"Investors lack the expertise"

Crowdinvesting sounds appealing to some start-ups, but many who try it fail. Finance professor Markus Petry explains why.
Investing a small sum in a start-up and perhaps profiting from the next Google or Facebook: This is what users of crowdinvesting platforms dream of. 100 million euros had flowed into this form of financing in Germany alone by 2019. But the success is moderate: one in three of these start-ups goes bankrupt, as Markus Petry from Wiesbaden Business School found out in a study. In this interview, he talks about the reasons for the high failure rate, the risks for investors and what the platforms can do better.
Mr. Petry, according to your survey, a third of all crowdinvesting start-ups go bust. Is this due to the companies or the financing instrument?
There's actually nothing to say against crowdinvesting per se. The largest market is real estate financing, which has developed very positively and has seen very few defaults, which is partly due to the positive economic conditions for real estate. But start-ups are subject to what I call adverse selection.
You need to explain that.
By that I mean that the founders who resort to the crowd's money have generally already been turned down by all other investors. When banks and venture capitalists say that a start-up is not promising, they rely on their expertise. An expertise that investors on crowdinvesting platforms usually do not have.
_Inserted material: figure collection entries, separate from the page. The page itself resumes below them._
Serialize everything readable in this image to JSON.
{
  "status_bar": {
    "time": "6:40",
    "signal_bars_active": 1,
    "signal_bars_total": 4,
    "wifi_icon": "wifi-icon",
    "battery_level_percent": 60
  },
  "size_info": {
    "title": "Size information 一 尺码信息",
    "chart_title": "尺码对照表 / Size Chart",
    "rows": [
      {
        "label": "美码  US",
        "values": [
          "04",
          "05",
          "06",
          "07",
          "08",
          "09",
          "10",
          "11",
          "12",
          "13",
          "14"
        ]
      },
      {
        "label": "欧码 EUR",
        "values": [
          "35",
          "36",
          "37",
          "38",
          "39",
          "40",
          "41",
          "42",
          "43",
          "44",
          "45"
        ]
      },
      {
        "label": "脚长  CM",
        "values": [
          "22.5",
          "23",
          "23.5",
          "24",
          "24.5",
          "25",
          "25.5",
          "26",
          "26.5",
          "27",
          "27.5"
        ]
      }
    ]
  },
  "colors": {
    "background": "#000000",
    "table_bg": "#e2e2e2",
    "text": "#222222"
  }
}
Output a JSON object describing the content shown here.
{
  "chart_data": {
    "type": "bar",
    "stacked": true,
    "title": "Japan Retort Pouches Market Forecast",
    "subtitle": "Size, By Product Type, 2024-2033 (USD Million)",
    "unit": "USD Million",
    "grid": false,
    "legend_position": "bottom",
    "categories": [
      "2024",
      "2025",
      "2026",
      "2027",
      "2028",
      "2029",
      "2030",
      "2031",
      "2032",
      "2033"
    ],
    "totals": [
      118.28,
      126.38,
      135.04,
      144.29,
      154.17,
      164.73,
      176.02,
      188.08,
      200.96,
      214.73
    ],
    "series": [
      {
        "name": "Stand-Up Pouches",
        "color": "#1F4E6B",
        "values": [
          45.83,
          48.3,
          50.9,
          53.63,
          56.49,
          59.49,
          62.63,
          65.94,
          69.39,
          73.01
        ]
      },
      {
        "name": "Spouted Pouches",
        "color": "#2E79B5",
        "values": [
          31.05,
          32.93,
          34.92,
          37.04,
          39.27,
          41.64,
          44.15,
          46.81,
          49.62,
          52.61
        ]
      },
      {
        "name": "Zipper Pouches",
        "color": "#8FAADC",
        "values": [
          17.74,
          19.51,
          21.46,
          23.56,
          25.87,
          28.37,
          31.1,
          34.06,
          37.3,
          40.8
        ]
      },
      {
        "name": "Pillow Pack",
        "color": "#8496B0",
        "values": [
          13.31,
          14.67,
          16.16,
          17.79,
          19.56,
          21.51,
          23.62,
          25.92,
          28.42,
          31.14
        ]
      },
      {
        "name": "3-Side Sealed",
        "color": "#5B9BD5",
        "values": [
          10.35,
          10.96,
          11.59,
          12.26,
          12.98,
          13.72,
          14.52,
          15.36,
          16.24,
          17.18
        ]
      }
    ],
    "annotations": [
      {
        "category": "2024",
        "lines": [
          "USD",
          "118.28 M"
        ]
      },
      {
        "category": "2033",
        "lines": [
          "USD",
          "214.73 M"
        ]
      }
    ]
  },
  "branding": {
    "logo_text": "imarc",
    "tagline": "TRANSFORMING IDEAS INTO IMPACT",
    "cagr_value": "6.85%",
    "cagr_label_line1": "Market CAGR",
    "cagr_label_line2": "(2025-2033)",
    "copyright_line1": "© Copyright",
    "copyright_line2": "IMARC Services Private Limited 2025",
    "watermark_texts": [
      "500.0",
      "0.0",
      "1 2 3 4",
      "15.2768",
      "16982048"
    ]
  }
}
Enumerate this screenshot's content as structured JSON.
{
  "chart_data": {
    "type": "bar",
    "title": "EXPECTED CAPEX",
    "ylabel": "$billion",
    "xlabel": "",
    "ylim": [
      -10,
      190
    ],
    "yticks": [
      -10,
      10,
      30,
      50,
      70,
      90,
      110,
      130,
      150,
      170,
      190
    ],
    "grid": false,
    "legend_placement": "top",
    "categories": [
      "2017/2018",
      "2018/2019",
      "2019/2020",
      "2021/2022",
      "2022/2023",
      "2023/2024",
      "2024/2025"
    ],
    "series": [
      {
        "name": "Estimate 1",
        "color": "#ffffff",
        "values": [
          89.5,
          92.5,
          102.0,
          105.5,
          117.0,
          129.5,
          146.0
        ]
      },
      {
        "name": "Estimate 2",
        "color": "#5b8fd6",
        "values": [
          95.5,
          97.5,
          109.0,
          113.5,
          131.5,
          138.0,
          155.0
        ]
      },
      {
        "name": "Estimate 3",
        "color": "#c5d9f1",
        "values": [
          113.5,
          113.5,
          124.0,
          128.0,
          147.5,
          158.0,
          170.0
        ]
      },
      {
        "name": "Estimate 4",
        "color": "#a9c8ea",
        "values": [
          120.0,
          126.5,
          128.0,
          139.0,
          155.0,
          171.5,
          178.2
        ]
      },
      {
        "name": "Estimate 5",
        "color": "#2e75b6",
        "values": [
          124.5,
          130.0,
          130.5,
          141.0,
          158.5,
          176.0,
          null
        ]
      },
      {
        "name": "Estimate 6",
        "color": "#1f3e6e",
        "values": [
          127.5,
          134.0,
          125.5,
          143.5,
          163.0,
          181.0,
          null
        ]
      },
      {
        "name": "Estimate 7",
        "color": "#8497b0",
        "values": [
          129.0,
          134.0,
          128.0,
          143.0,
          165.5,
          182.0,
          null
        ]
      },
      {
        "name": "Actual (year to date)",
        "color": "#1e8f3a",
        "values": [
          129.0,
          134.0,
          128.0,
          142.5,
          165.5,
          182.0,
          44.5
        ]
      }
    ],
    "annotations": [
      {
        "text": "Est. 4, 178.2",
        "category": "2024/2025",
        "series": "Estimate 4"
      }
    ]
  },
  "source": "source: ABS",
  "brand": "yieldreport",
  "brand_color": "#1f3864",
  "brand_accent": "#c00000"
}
But couldn't founders consciously rely on this grassroots form of financing?
It is possible, but not sensible. Business angels and VC funds not only provide money, but also expertise that can help start-ups. They can support the development process and establish contacts. Crowdinvesting does away with all that.

So investors are unlikely to find the next Google on crowdfunding platforms?
There are very few unicorns that have relied on crowdinvesting. Recently, for example, it was Revolut, the British fintech. But they used it as a supplement to their venture capitalists. In my opinion, it was mainly about marketing, so they could involve customers and raise their own profile.
There are no such outstanding cases in Germany?
Not on this scale, and that is also the problem. VC funds work according to the principle: I support ten start-ups, if just one of them works exceptionally well, it compensates for the losses of the others. Theoretically, investors on such platforms could also proceed in the same way and invest in several start-ups. But they don't even find the one breakthrough startup that makes up for nine loss-making businesses. I've done the math: All crowdinvesting start-ups in Germany have lost 26 million euros in investment money since 2011; in return, only ten million euros have flowed back to the investors. So even if you had invested in an extremely diversified way, you would have lost a lot of money.
Even if crowd investors had invested in an extremely diversified manner, they would have lost a lot of money.
Markus Petry
So should investors stay away from it completely?
They should at least be aware that crowdinvesting is extremely risky. Studies have shown that most investors are aware of the risks and take them with their eyes open. Most of them are what we now casually call "old white men" and have significant financial resources. For them, it's a kind of gambling money, they treat crowdinvesting a bit like a casino.
Do the platforms need to filter better in order to reduce the default rate?
The platforms are caught in a dilemma: on the one hand, they want to attract as many companies as possible to their sites because they earn money from the transaction fees. On the other hand, they can't afford too many failures, because then customers will stay away. However, they probably accept some defaults, otherwise the rate cannot be explained. However, the providers could at least mitigate the worst cases through better contractual conditions.
You mean fraudsters?
Not only. Fraud was involved at Unyte Yoga, for example, where the crowd platform had already transferred the investors' money to the start-up, but then nothing happened to it. The platform can hardly prevent the misappropriation of funds.
What I mean here is shown by the example of Protonet, which wanted to offer a cloud for everyone. Assets were moved from one company to another and investors were left out in the cold. According to the platform conditions, however, this was legal. If you start here, it could perhaps reduce the rate.
Thank you for the interview.
Personal details: Markus Petry is Professor of Financial Services Controlling at Wiesbaden Business School. His research interests include crowd investing, robo-advisor services and digital investments. He previously worked at Deutsche Pfandbriefbank, Aareal Bank and the management consultancy McKinsey. He studied business administration at the University of Frankfurt, the College of New Jersey and the Sorbonne and holds a doctorate in economics.